From Kargil to Kandahar: Exposure Trip of Shady Saffron Diplomacy

The hapless hostages and crew members of the hijacked IC 814 have finally returned home. But the nation cannot forget the crisis by merely heaving a sigh of relief. Close on the heels of the Kargil war, the Kandahar episode has come as yet another classic example of the Vajpayee government's comprehensive failure on the sensitive subject of national security.

What price has the country had to pay for securing this end to the hijacking episode after one full week? The release of three top terrorists is perhaps only the visible part of the deal. Among the invisible components of the deal are the praises showered on the Taliban amounting to a virtual recognition of the ruling establishment of Afghanistan. We can also see the shadow of the invisible long hand of US imperialism. But beyond the various cost components of the deal, the Vajpayee government has also contributed to the shattering of several illusions concerning its fabled strength and determination, and commitment to national honour.

The early bungling at the Raja Sansi airport of Amritsar exposed the government's timidity to take on cross-country terrorism. By all accounts, the hijackers were known not to possess any sophisticated weapon and any government with necessary alertness and security preparedness could have possibly prevented the hijackers from taking off from its own soil. For all the rhetorics of Vajpayee and Advani about India's becoming a nuclear power and an effective state under the saffron order, the hijacking has once again exposed the vulnerability of the Indian state.

The humiliation of BJP's "proud and powerful" (nuclear-powered and Hindutva-propelled!) nationalism at the altar of the much-demonised Islamic terrorism was complete with the External Affairs minister Jaswant Singh himself having to fly down to Kandahar to hand over the three released terrorists (true to their characteristic hypocrisy, the saffron spokesmen are of course claiming that he had gone there to receive the hostages!). India's attempts to implicate Pakistan were also not taken seriously and except routine low-key statements lamenting the hijacking India could not enlist any global support in its so-called war against transnational terrorism in spite of the fact that the hostages also included four Japanese nationals and one US citizen. Clinton only chose this occasion to remind the international community that Kashmir remained one of the most dangerous issues in the new millennium! So much for India's claims to success in the field of anti-terrorist diplomacy!
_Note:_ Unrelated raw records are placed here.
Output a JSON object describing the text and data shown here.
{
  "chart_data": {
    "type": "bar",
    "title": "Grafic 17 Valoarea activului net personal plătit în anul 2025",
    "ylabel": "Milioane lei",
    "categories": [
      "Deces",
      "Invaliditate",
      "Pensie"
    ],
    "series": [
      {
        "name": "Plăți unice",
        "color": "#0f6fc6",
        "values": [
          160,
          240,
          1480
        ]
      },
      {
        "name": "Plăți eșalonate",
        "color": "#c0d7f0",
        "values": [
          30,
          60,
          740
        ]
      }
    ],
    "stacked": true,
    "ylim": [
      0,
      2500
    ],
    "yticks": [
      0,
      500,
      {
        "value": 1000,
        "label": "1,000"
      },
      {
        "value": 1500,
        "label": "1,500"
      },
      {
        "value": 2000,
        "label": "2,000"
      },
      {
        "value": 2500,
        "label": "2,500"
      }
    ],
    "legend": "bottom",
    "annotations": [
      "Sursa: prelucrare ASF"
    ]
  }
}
Having bungled at Amritsar and allowed the episode to linger for one full week, the government was eventually left with little other option than releasing three key terrorists including a British citizen, Ahmad Omar Sayeed Sheikh. Had the government responded quickly it could have probably secured an early end by releasing only the Harkat-ul-Mujahadeen cleric Maulana Masood Azhar. But the government chose to await the American response in the guise of UN intervention and the price only went up from one to three terrorists. A humbled Vajpayee government is now trying to cover up its unabashed display of wavering and weakness by mounting a renewed jingoistic offensive against Pakistan. But given the cooperation officially extended by the Pakistan's new regime and its declaration to arrest the hijackers, India's anti-Pak campaign is unlikely to cut much ice with the international community. Unfortunately, the opportunist Left has taken upon itself the responsibility of advising the BJP government precisely on how to intensify the campaign against Pakistan. The revolutionary Left and other patriotic democratic forces must focus primarily on pinning down the Vajpayee government on the many facets of its internal failure and on the failure of its shady Kashmir diplomacy with the United States.